If you ever learn to speak Japanese, please refrain from having conversations in Japanese in front of people who don't speak it. My cousins, whose mother is from Japan, are visiting, and they do this to me a lot. Their mother tells them not to, that it is rude, but they are so used to a mish-mash of Japanese and English that I think they often don't realize what they're doing. Unfortunately, their mother's accent is so heavy that she might as well be speaking Japanese to me. She tells Sachi, Mari and Yuri that they're being rude, but it sounds sort of like "lude" to me. Which, in a different spelling, could mean something which my cousins are definitely not.
Family is interesting. These cousins and their parents are not at all religious. As far as I know, the only times these kids have ever gone to church are when my parents and I or our grandparents took them at Christmas when we were all little kids. My uncle was raised Catholic, but he hasn't gone to church since he left home. I don't know if my aunt was raised in a religious home or not. She doesn't talk about it. From the sense of morality that the girls have (they're all in their mid-late teens), you might think they were raised to be God-fearing kids. Maybe it's just that strict Japanese upbringing. They're very modest in dress and speech, charitable (or altruistic at least), and have a high sense of right and wrong.

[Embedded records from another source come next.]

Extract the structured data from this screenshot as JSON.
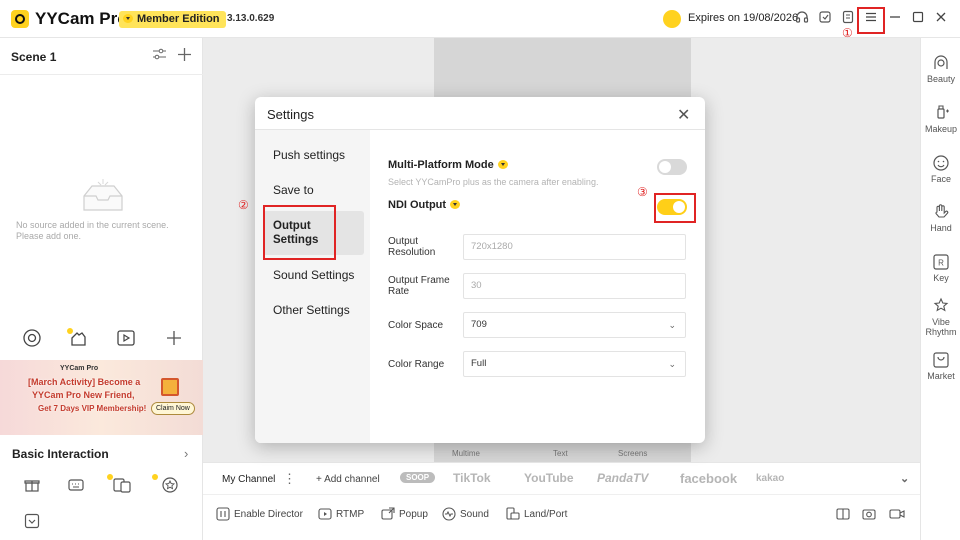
{
  "titlebar": {
    "app_name": "YYCam Pro",
    "edition": "Member Edition",
    "version": "3.13.0.629",
    "expires": "Expires on 19/08/2026"
  },
  "callouts": [
    "①",
    "②",
    "③"
  ],
  "scene": {
    "title": "Scene 1",
    "empty_text": "No source added in the current scene. Please add one."
  },
  "banner": {
    "brand": "YYCam Pro",
    "line1": "[March Activity] Become a",
    "line2": "YYCam Pro New Friend,",
    "line3": "Get 7 Days VIP Membership!",
    "button": "Claim Now"
  },
  "basic_interaction": {
    "title": "Basic Interaction"
  },
  "right_panel": {
    "items": [
      "Beauty",
      "Makeup",
      "Face",
      "Hand",
      "Key",
      "Vibe Rhythm",
      "Market"
    ]
  },
  "preview_tabs": [
    "Multime",
    "Text",
    "Screens"
  ],
  "channel_bar": {
    "label": "My Channel",
    "add": "+ Add channel",
    "platforms": [
      "SOOP",
      "TikTok",
      "YouTube",
      "PandaTV",
      "facebook",
      "kakao"
    ]
  },
  "bottom_tools": [
    "Enable Director",
    "RTMP",
    "Popup",
    "Sound",
    "Land/Port"
  ],
  "settings": {
    "title": "Settings",
    "nav": [
      "Push settings",
      "Save to",
      "Output Settings",
      "Sound Settings",
      "Other Settings"
    ],
    "active_nav": "Output Settings",
    "multi_platform": {
      "label": "Multi-Platform Mode",
      "hint": "Select YYCamPro plus as the camera after enabling.",
      "enabled": false
    },
    "ndi": {
      "label": "NDI Output",
      "enabled": true
    },
    "fields": [
      {
        "label": "Output Resolution",
        "value": "720x1280"
      },
      {
        "label": "Output Frame Rate",
        "value": "30"
      },
      {
        "label": "Color Space",
        "value": "709"
      },
      {
        "label": "Color Range",
        "value": "Full"
      }
    ]
  },
  "colors": {
    "accent": "#ffcf18",
    "highlight": "#e02424"
  }
}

It was particularly of interest to me that three of us were watching a news report about some kids conceived through artificial insemination using dontated sperm. They'd gone to look for the men who donated half their DNA. After about five minutes, we all agreed that it was disgusting and weird, and changed the channel. So here are some kids whose father is a doctor, they hear about medical procedures all the time, and have had no religious upbringing at all. But they know, without being told, that making a baby in a labratory is wrong. Well, yay for natural law.